Pour sa première exposition individuelle en Allemagne, Pol Taburet (né en 1997, France) transforme et investit les deux étages du Schinkel Pavillon, Berlin, avec de nouveaux groupes d'œuvres comprenant de la sculpture et de la peinture. Le langage pictural expressif de Taburet est souvent inspiré par la nuit, l'obscurité et la tradition vaudou syncrétique de sa Guadeloupe natale des Caraïbes, où les coutumes et rites religieux font partie du quotidien. Sa méthode de travail est instinctive, les thèmes et les significations ne lui apparaissent qu'au cours du processus de création. Des références contemporaines se combinent avec des influences de la peinture classique, du surréalisme et du symbolisme.
L’architecture du Schinkel Pavillon, fermée au rez-de-chaussée mais s’ouvrant sur un espace aux parois de verre à l’étage, reflète les contrastes présents dans le travail de Taburet – entre intérieur et extérieur, dissimulation et révélation. Ses peintures représentent des créatures mêlant caractéristiques humaines et animales, rendues à l’aide de dégradés à l’aérographe et de coups de pinceau précis. Oscillant entre présence et absence, ces figures traduisent son intérêt pour les identités changeantes et les états psychologiques fluctuants. Aux côtés de ses peintures, l’exposition présente des sculptures en bronze qui transposent ses sujets picturaux dans l’espace tridimensionnel, renforçant ainsi les thèmes de la métamorphose et de la dualité.
Au cœur de l’exposition se trouve la légende de Papa Tonnerre, une figure muette accablée par les secrets des autres. Dans son silence, il devient le confesseur du village, portant sur son corps le poids des désirs, des vices et des peurs.

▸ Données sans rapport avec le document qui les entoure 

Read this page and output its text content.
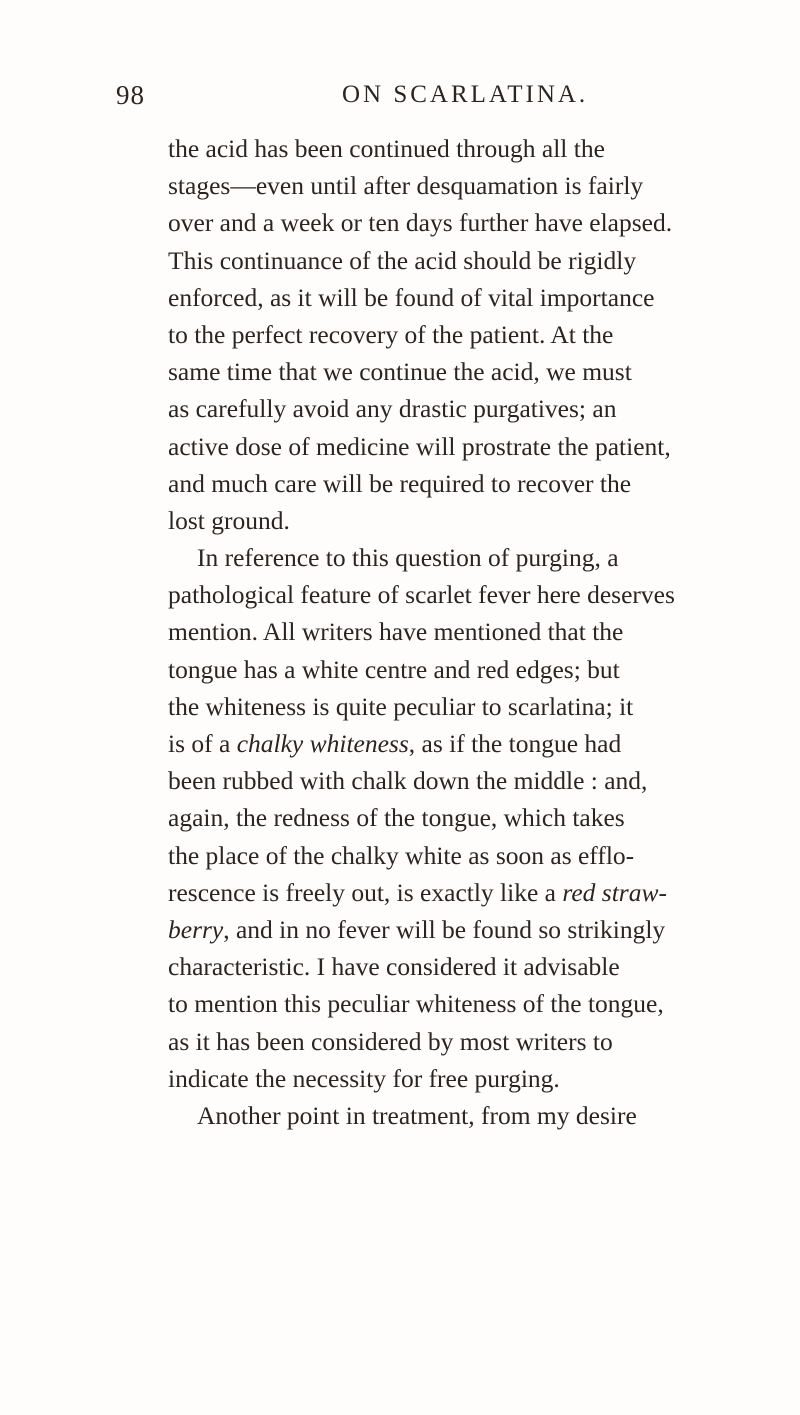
98	ON SCARLATINA.
the acid has been continued through all the
stages—even until after desquamation is fairly
over and a week or ten days further have elapsed.
This continuance of the acid should be rigidly
enforced, as it will be found of vital importance
to the perfect recovery of the patient. At the
same time that we continue the acid, we must
as carefully avoid any drastic purgatives; an
active dose of medicine will prostrate the patient,
and much care will be required to recover the
lost ground.
In reference to this question of purging, a
pathological feature of scarlet fever here deserves
mention. All writers have mentioned that the
tongue has a white centre and red edges; but
the whiteness is quite peculiar to scarlatina; it
is of a chalky whiteness, as if the tongue had
been rubbed with chalk down the middle : and,
again, the redness of the tongue, which takes
the place of the chalky white as soon as efflo-
rescence is freely out, is exactly like a red straw-
berry, and in no fever will be found so strikingly
characteristic. I have considered it advisable
to mention this peculiar whiteness of the tongue,
as it has been considered by most writers to
indicate the necessity for free purging.
Another point in treatment, from my desire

Aspirant à se libérer, il conclut un pacte avec une sorcière, obtenant la parole en échange d’un ensemble de reliques volées : une cloche, une trompette, une fiole à tête de bête et du poivre. Mais sa nouvelle voix précipite sa chute – submergé par la rage, il trahit ceux qui lui avaient accordé leur confiance, révélant au grand jour leurs vérités les plus sombres. Son châtiment est l’exil : condamné à parler éternellement dans le vide, sans jamais être entendu.